There are few published studies on the outcomes of the use of bioabsorbable antibiotic-impregnated CAS beads in the neuropathic foot. A case report[12] of incision and drainage for forefoot osteomyelitis with packing of the wound with vancomycin- and gentamicin-impregnated CAS beads found the ulcer healed in 4 months. A 12-patient case series[13] concluded CAS beads to be effective in the treatment of calcaneal osteomyelitis when combined with hydroxyapatite, with a mean time to healing of 4 months. In addition, a large case series[14] of 337 patients with lower extremity osteomyelitis treated over a 5-year period found success with CAS beads in treating osteomyelitis in which 86% of patients ultimately healed; however, the time to healing was not reported. A study[15] of 20 patients with forefoot ulcers undergoing treatment with vancomycin- and gentamicin-impregnated CAS beads reported a median healing time of 5 weeks.
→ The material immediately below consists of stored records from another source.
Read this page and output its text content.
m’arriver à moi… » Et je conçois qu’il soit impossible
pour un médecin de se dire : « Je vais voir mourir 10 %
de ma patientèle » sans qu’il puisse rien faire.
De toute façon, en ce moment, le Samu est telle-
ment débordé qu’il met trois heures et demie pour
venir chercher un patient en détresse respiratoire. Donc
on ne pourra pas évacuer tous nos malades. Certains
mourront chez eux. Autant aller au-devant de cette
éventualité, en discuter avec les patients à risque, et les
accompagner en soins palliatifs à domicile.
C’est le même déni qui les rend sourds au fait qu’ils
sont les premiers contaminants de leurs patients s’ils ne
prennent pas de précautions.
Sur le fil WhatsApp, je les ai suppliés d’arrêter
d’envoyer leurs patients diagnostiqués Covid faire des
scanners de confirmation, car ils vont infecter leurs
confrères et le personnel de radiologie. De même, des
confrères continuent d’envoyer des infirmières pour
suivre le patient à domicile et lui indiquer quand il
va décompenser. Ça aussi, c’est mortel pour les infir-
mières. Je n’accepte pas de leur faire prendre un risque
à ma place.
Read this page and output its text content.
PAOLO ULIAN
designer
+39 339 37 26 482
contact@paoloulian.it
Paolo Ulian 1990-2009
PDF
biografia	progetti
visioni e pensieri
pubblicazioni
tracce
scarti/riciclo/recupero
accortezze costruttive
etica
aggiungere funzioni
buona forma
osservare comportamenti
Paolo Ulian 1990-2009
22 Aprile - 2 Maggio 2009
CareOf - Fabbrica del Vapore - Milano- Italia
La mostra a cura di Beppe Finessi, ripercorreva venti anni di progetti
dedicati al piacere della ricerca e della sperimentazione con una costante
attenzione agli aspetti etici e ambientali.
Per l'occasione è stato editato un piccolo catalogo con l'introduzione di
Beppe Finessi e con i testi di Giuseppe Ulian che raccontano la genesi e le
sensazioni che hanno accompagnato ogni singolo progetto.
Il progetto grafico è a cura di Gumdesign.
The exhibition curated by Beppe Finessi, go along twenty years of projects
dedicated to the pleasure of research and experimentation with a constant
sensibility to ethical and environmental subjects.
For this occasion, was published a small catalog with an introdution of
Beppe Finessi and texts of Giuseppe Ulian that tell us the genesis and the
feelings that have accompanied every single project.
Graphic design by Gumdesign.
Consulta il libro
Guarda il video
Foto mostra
In a comparative case series[16] of 60 patients with transmetatarsal amputation for diabetic forefoot ulcers that failed nonoperative management, the use of tobramycin-impregnated CAS beads showed no difference in length of stay, time to a dry wound, or time to healing when compared with amputation alone. Further, a study[17] of 46 patients illustrated an improved average healing time for CAS beads (4 months) when compared with gentamicin-impregnated PMMA beads (6 months).

A literature search revealed no study directly comparing the outcomes of the use of CAS in osteomyelitis of the foot in neuropathic ulcers when compared with surgical debridement (SD; excluding amputation); antibiotic-impregnated CAS beads have not been proven more effective than surgical debridement. A local audit within the Trauma and Orthopaedic Surgery Division of Nottingham University Hospitals NHS Trust (Nottingham, UK) demonstrated that patients treated with amputation for foot ulcers all healed within 2 weeks and had amputations through healthy tissue far from the ulcer that grew no organism on microbiological culture. Surgical wounds unable to close surgically by definition take longer to heal as they must do so by granulation; thus, they were the subject of the present study.

This study aims to determine if antibiotic-impregnated CAS beads improved the healing of neuropathic foot ulcers with proven osteomyelitis undergoing concurrent SD when compared with SD alone.